“I’m not mad,” he screamed. “I’m sane! Nobody can put me away—I’m not mad, Tab, you know I’m not.”

“You are just the maddest thing that ever lived,” said Tab inflexibly. “Thank God I saved Ursula—” the words were out of his lips before he regretted them.

He had turned the mind of the man at the door in the last direction he wanted it to go.

“Ursula—mine! Do you hear, she’s mine now.”

Tab heard the clash of the trowel as it was thrown down and the sound of hurrying feet, growing fainter.

Tab wriggled himself to his knees, threw back his weight and came to his feet. It was a terrible strain to support himself, but he was standing, doubled up grotesquely but free to move his feet a few inches at a time. So he crept to the table and leaning over, pulled the key toward him with his chin. He brought it carefully to the edge, then gripped the handle in his teeth and shuffled to the door. But the lock was set so close to the wall that he could not get his head into position to insert the key.

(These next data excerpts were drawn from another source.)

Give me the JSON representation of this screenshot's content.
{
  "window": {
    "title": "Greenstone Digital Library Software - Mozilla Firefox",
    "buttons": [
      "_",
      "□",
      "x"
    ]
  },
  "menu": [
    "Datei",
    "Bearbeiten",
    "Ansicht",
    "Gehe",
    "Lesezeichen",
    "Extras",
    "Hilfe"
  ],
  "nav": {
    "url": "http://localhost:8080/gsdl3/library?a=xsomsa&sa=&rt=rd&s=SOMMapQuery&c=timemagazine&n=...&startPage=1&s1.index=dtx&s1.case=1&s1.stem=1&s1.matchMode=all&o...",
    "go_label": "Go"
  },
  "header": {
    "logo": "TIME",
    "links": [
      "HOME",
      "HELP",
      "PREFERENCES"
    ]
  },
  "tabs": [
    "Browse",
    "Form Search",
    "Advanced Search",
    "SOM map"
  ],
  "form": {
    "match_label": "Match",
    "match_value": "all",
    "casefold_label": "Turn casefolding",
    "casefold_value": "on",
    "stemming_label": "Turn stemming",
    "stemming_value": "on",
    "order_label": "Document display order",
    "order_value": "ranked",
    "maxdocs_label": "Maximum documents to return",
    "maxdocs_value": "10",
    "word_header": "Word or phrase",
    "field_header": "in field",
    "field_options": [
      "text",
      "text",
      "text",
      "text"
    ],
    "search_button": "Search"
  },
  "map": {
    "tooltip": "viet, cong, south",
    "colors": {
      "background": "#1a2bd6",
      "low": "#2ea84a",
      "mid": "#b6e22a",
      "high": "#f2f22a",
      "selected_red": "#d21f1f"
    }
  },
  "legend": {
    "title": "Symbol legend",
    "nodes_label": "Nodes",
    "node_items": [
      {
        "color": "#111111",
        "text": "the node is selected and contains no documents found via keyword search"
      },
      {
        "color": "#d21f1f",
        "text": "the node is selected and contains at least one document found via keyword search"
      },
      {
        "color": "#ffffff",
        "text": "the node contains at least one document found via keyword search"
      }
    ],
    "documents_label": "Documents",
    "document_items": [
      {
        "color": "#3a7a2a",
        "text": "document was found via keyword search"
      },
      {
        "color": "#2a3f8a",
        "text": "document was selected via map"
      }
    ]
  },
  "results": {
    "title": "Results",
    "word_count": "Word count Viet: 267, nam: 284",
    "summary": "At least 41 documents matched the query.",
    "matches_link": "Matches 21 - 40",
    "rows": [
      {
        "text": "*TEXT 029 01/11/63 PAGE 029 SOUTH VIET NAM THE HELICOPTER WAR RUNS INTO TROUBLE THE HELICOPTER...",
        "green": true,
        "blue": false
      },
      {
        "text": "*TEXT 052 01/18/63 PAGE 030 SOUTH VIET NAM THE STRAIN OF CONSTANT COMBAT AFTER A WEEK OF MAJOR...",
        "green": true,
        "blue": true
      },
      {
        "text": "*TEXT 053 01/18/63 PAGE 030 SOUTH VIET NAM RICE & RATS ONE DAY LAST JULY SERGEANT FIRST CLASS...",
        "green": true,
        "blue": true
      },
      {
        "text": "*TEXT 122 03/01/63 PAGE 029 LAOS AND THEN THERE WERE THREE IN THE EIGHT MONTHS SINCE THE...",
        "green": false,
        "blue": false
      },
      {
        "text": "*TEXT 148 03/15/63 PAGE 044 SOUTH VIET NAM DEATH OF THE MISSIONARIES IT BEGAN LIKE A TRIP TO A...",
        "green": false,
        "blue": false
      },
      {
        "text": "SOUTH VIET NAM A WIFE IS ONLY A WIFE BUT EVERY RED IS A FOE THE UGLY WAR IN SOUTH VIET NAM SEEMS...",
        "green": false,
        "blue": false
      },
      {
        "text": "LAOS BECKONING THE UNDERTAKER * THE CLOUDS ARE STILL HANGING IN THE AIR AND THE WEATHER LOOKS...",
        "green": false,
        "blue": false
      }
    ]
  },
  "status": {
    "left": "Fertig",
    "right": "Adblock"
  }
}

He tried twice, and then what he feared, happened. The key dropped from his teeth with a clang to the floor.

He was on the point of kneeling when he heard somebody moving about, Rex opened the door to the sitting-room and shouted something; what it was, Tab could not hear, but there came to him a noise as if somebody was breaking sticks. Crack, crack, crack! it went, and then he sniffed. It was a faint smell of burning petrol he had detected, and he knew that for him the worst had happened. Mayfield was on fire.

XXXIV

“No answer,” said Exchange.

Mr. Carver rubbed his nose irritably and glanced up at the clock. Then he lifted the instrument again.